Thursday, December 6, 2007

"During a raucous session of audience questions and comments, most of the room argued in favour of a boycott and of the Palestinian cause in general."


"Forum tackles controversial academic boycott topic"

December 6, 2007
The Eyeopener
Ryerson University (Canada)

On the Web at:
http://www.theeyeopener.com/article/3657

Written by Adrian Morrow

Hundreds of students and faculty packed the business building on Wednesday night for a forum on a proposal to boycott Israeli universities.

What started as a dour academic discussion soon grew into an impassioned and at times angry debate.

The academic boycott — proposed by two British unions of post-secondary instructors — would see universities cut ties with their counterparts in Israel in hopes of pressuring the country to settle its fight with Palestine.

South African professor Salim Vally equated the situation in Israel with apartheid and argued that, like the Canadian-led boycott in the ‘80s that helped end white minority rule in his country, an international boycott of Israeli universities would help ramp up the pressure on Jerusalem to withdraw from Palestine.

Vally and fellow panel-member Allan Sears maintained that a debate would also support Palestinian academics who were suffering a loss of academic freedom from having universities shut down and people unable to move freely within their own land.

The other panel members — professors John Caruana and Stuart Murray — countered that boycotting academics wouldn’t help the situation in Israel.

Murray said that, while he wasn’t opposed to taking action outside of academia, that universities shouldn’t be part of a boycott. He added that some Israeli academics are voices of dissent and a boycott could silence them.

During a raucous session of audience questions and comments, most of the room argued in favour of a boycott and of the Palestinian cause in general.

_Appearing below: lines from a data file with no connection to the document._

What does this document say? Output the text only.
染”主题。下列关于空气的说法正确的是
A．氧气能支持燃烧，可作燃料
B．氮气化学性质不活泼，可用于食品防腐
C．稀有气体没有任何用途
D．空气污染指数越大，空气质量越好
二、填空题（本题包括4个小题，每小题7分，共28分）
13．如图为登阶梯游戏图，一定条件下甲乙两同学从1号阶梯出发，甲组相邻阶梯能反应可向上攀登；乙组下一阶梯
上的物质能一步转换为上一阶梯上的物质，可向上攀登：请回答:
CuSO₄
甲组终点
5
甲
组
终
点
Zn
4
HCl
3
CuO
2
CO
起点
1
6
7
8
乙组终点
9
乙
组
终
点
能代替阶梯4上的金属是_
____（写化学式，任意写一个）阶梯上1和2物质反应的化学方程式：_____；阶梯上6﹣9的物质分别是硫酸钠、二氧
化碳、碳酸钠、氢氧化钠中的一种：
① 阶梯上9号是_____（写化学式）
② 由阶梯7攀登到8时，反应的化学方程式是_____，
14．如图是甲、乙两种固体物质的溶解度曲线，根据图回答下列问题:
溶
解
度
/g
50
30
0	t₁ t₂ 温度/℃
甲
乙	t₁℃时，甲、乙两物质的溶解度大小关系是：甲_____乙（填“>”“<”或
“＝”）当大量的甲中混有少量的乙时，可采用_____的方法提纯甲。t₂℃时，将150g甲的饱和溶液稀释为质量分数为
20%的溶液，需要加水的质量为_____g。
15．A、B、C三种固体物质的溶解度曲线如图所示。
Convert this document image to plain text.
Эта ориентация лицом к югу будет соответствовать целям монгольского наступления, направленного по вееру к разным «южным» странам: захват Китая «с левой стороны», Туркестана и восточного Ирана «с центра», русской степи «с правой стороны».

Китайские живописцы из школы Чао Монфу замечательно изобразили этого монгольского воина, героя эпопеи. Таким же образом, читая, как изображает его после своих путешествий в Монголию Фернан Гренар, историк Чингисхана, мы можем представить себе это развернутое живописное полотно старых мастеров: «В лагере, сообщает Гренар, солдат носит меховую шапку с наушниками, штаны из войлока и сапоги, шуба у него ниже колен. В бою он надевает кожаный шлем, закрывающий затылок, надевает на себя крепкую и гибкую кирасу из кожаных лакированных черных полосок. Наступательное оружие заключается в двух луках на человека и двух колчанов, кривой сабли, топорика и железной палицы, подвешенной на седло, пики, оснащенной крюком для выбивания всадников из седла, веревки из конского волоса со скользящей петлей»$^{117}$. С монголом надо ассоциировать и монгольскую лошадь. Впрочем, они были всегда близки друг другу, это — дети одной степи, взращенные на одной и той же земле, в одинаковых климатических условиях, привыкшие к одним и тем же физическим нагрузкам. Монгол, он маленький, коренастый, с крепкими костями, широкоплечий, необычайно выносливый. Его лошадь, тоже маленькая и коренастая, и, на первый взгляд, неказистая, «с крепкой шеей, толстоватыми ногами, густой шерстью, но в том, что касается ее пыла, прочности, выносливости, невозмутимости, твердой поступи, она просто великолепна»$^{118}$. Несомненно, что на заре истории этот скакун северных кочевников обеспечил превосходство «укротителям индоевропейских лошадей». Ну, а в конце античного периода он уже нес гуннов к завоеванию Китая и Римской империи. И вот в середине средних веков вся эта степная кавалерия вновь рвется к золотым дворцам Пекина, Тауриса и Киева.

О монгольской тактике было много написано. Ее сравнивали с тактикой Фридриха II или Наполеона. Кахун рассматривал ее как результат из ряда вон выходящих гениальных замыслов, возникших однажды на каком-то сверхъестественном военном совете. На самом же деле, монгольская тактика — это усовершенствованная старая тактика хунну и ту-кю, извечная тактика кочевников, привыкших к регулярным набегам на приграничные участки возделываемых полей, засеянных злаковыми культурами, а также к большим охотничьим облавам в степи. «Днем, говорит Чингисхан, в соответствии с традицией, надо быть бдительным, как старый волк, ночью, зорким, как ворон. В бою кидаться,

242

Students who’d come down from York spoke up at the debate, as well as at least two native Palestinians.

The comments drew fire from the few audience members who spoke against a boycott, one of whom stood up to say the forum wasn’t a debate, but a one-sided discussion.

Ryerson’s debate was the first major forum for the issue in Canada. Over the summer, President Sheldon Levy issued a statement, along with the presidents of several other universities, repudiating the call for an academic boycott.

Heather Kere, Vice President Education for the Ryerson Students’ Union, called for him to rescind his statement because he hadn’t consulted with students before issuing it. Kere and Levy organized and hosted the debate.